- The Washington Times - Saturday, December 5, 2009

ATLANTA | Back in those dog days of August, when players were just reporting for two-a-days and no school is beyond dreaming of a title, this was the game everyone has circled on the schedule.

Before anyone had taken a snap, Florida and Alabama had already been penciled in for a rematch in the SEC championship game.

Well here they are, having survived the gauntlet of 12 grueling games apiece and three months of expectations, scrutiny and pressure with not one slip-up between them.

The Gators vs. the Crimson Tide.

No. 1 vs. No. 2.

The game everyone wanted to see.

“It’s always in the back of your mind,” Alabama linebacker Rolando McClain said. “We want that rematch. They put us out of our run for the national championship last year, and we haven’t forgotten.”

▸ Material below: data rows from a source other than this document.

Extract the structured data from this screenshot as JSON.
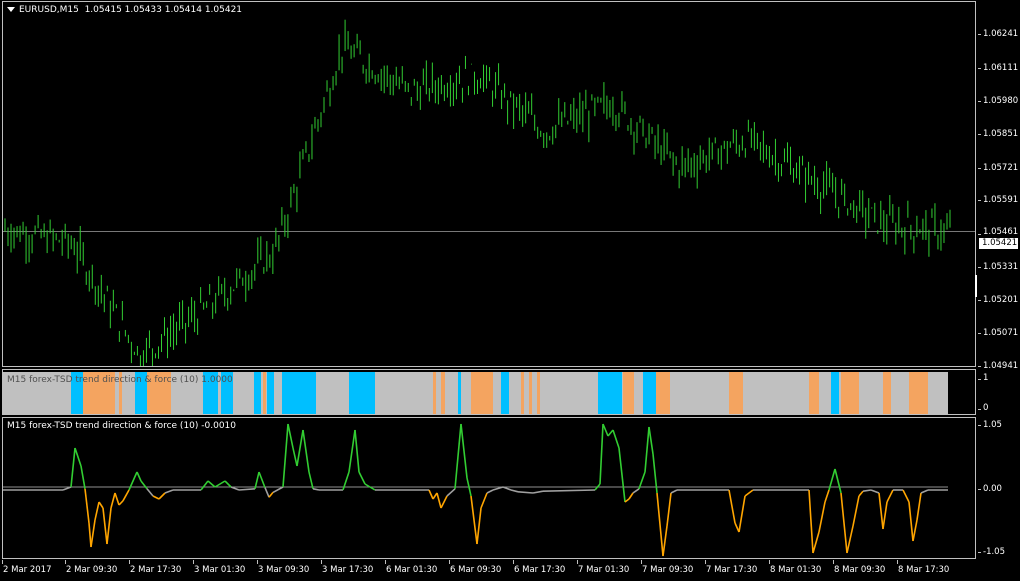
{
  "main_label": {
    "symbol": "EURUSD,M15",
    "ohlc": "1.05415 1.05433 1.05414 1.05421"
  },
  "price_axis": [
    "1.06241",
    "1.06111",
    "1.05980",
    "1.05851",
    "1.05721",
    "1.05591",
    "1.05461",
    "1.05331",
    "1.05201",
    "1.05071",
    "1.04941"
  ],
  "current_price": "1.05421",
  "indicator1": {
    "label": "M15 forex-TSD trend direction & force (10) 1.0000",
    "axis": [
      "1",
      "0"
    ],
    "colors": {
      "neutral": "#c0c0c0",
      "up": "#00bfff",
      "down": "#f4a460"
    }
  },
  "indicator2": {
    "label": "M15 forex-TSD trend direction & force (10) -0.0010",
    "axis": [
      "1.05",
      "0.00",
      "-1.05"
    ],
    "colors": {
      "up": "#32cd32",
      "down": "#ffa500",
      "neutral": "#a0a0a0"
    }
  },
  "time_axis": [
    "2 Mar 2017",
    "2 Mar 09:30",
    "2 Mar 17:30",
    "3 Mar 01:30",
    "3 Mar 09:30",
    "3 Mar 17:30",
    "6 Mar 01:30",
    "6 Mar 09:30",
    "6 Mar 17:30",
    "7 Mar 01:30",
    "7 Mar 09:30",
    "7 Mar 17:30",
    "8 Mar 01:30",
    "8 Mar 09:30",
    "8 Mar 17:30"
  ],
  "colors": {
    "background": "#000000",
    "bars": "#32cd32",
    "grid_border": "#c0c0c0",
    "price_line": "#c0c0c0"
  },
  "chart_data": {
    "type": "line",
    "x": [
      "2 Mar 2017",
      "2 Mar 09:30",
      "2 Mar 17:30",
      "3 Mar 01:30",
      "3 Mar 09:30",
      "3 Mar 17:30",
      "6 Mar 01:30",
      "6 Mar 09:30",
      "6 Mar 17:30",
      "7 Mar 01:30",
      "7 Mar 09:30",
      "7 Mar 17:30",
      "8 Mar 01:30",
      "8 Mar 09:30",
      "8 Mar 17:30"
    ],
    "series": [
      {
        "name": "EURUSD,M15",
        "values": [
          1.0543,
          1.0538,
          1.0498,
          1.0515,
          1.0535,
          1.0608,
          1.0592,
          1.0598,
          1.0578,
          1.0588,
          1.0565,
          1.0575,
          1.056,
          1.0545,
          1.0542
        ]
      }
    ],
    "ylim": [
      1.04941,
      1.06241
    ]
  }
}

This is the second year in a row the teams have been Nos. 1 and 2 when they clashed for the SEC championship, though the roles were reversed in 2008. Alabama was undefeated and sitting on top, while Florida had clawed its way back up to second after an upset loss to Ole Miss.

Both teams made it through unscathed this time, marking one of those rare times when not one but two teams do everything that was projected of them.

“We had a plan to go to the SEC championship. That’s the whole goal. That’s the mindset for the whole team,” Florida defensive back Joe Haden said. “Now we’re all sitting here undefeated, [playing for the] SEC championship. We win this, we go on to the national championship.”

Basically, it’s a national semifinal game, an enticing crumb thrown to all those proponents of a playoff system. The winner heads to Pasadena for the BCS championship. The loser likely goes to the Sugar Bowl.

There’s plenty of motivation on both sides. Florida is going for its second straight national title and third in four years, the perfect capper for Tim Tebow’s brilliant career. Alabama is eager to make up for a 31-20 loss to the Gators in last year’s SEC championship game, its perfect season snatched away in the final 15 minutes.

The Tide went to the fourth quarter clinging to a three-point lead, but Tebow rallied Florida to a pair of touchdowns.

“We always pride ourselves on dominating the fourth quarter,” McClain said. “If everybody does their job, the defense takes care of itself. If everybody would have just done what they had to do in the fourth quarter instead of getting caught up in the moment, I think we would have been fine.”

There are no complaints about the defense on either side this season.

Florida has allowed the fewest points in the nation (9.8 a game), Alabama the second fewest (10.8). The Gators also have given up the fewest yards (233.1), and the Tide is right there with them in the No. 3 spot (233.9). From Brandon Spikes to Terrence “Mount” Cody, it’s hard to envision either team scoring very many points.

“Really good athletes all over the place,” Haden said.

Florida will send out Tebow, its too-good-to-be-true quarterback. Alabama will counter with Mark Ingram, a dynamic runner with more than 1,400 yards on the ground. This will be a three-hour-plus campaign commercial, both players making their final pitches for the Heisman Trophy.